Я ту ночь провела в конюшне — рожала чистокровная кляча. Мы с ветеринаром и Романом всю ночь там провели — жеребеночек родился здоровенький. Но когда я вернулась домой, ко мне прислали гонца со скорбной вестью. За врачом посылали, но тот тоже присутствовал при родах — рожала баронесса Бжезинская, и акушеру пришлось выбирать — спасать две жизни или одну, уж очень трудные роды были у баронессы, не то что у моей клячи.
Задумавшись о страшных превратностях судьбы, что выпали мне на долю, я как-то на время отключилась от общего разговора и подключилась в тот момент, когда Эва с восторгом вспоминала леса моего родного края.
— Ox, какие чудесные чащобы, а до войны, по слухам, и вовсе были непроходимые дебри. Сейчас, говорят, много деревьев вырублено, хотя вроде бы стали следить и за молодняком, и лесничества подключились к новым посадкам. Знаете, доктор, я ведь не представляла, в каком положении оказалась моя подруга, иначе непременно поехала бы к ней в Секерки, чтобы оторвать от ложа этого умирающего старца. Надо же молодой женщине и о себе подумать. Но так случилось, что мы как-то потеряли друг дружку из виду и последние годы не встречались. Теперь тоже встретились случайно, благодаря парижскому нотариусу. Разумеется, в том, что мы растерялись — моя вина. Кася все время находилась в одном месте, а меня носило по миру, то и дело сменяла адреса.
— Вот уж не знаю, следует ли жалеть, что вы не вывезли подругу из ее дремучих лесов, — галантно возразил доктор. — Судя по всему, пребывание в лесной глуши оказалось очень полезным для ее здоровья и внешнего вида. И я весьма рад, что молодая дама предпочитает умеренность чрезмерности, в том числе, надеюсь, и в еде.
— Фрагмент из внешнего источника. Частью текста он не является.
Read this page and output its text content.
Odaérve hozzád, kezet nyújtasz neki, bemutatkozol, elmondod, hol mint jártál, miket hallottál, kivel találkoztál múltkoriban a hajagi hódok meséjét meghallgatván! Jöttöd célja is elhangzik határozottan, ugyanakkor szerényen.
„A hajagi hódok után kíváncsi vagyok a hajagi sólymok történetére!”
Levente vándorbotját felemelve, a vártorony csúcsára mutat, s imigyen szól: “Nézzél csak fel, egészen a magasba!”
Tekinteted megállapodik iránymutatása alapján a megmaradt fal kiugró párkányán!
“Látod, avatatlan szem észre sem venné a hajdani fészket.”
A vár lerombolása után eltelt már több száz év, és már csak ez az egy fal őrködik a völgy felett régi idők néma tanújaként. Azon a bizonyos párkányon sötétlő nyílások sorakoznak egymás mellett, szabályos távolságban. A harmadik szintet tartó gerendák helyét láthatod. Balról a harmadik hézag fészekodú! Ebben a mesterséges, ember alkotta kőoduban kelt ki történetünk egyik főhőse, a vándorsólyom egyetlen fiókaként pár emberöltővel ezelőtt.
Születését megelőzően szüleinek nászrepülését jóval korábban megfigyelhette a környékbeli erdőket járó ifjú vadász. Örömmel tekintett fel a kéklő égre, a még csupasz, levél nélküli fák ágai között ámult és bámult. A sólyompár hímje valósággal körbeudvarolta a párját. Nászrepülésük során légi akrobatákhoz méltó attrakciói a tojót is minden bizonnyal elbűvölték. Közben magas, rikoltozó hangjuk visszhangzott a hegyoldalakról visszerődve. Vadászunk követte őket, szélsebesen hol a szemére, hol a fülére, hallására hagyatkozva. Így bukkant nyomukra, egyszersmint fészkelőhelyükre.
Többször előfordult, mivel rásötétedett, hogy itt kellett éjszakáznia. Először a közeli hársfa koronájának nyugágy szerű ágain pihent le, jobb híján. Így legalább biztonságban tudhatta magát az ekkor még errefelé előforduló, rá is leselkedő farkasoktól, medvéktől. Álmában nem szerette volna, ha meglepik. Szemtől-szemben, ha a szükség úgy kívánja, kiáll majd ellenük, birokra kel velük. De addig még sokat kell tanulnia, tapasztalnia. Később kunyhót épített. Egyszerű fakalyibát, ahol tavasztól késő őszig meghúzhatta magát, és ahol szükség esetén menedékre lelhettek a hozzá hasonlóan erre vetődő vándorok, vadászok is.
Вспомнились мне опять несчастные колдуны — нет, от обжорства я уж точно не умру! Но неизвестно почему я заговорила не о чревоугодии, а о своей любимой лошадке. Колдуны напомнили, что в ту ночь родилась моя обожаемая Звездочка.
— А ведь Астра[6] до сих пор является моей самой любимой верховой лошадкой! — похвасталась я.
— Ты занимаешься конным спортом? — почему-то удивилась Эва и сама себя перебила: — Ну как же, помню, у вас всегда были и свои лошади, да и на государственном ипподроме в Служевце ты занималась в конно-спортивной секции. В пять утра не ленилась вставать! Боже, с каким же наслаждением я тобой восхищалась!
Шарль, до сих пор в молчании слушавший наш разговор, рассмеялся.
— Странно как-то ты выразилась, дорогая — «восхищалась с наслаждением»! Может, пояснишь?
— Ну как же, с одной стороны, я гордилась подружкой, которая отлично ездила верхом, а с другой — радовалась, что мне самой не надо для этого вставать в пять утра. Знала, что вот сейчас Каська мчится на беговую дорожку, и, с наслаждением поворачиваясь на другой бок, сладко засыпала.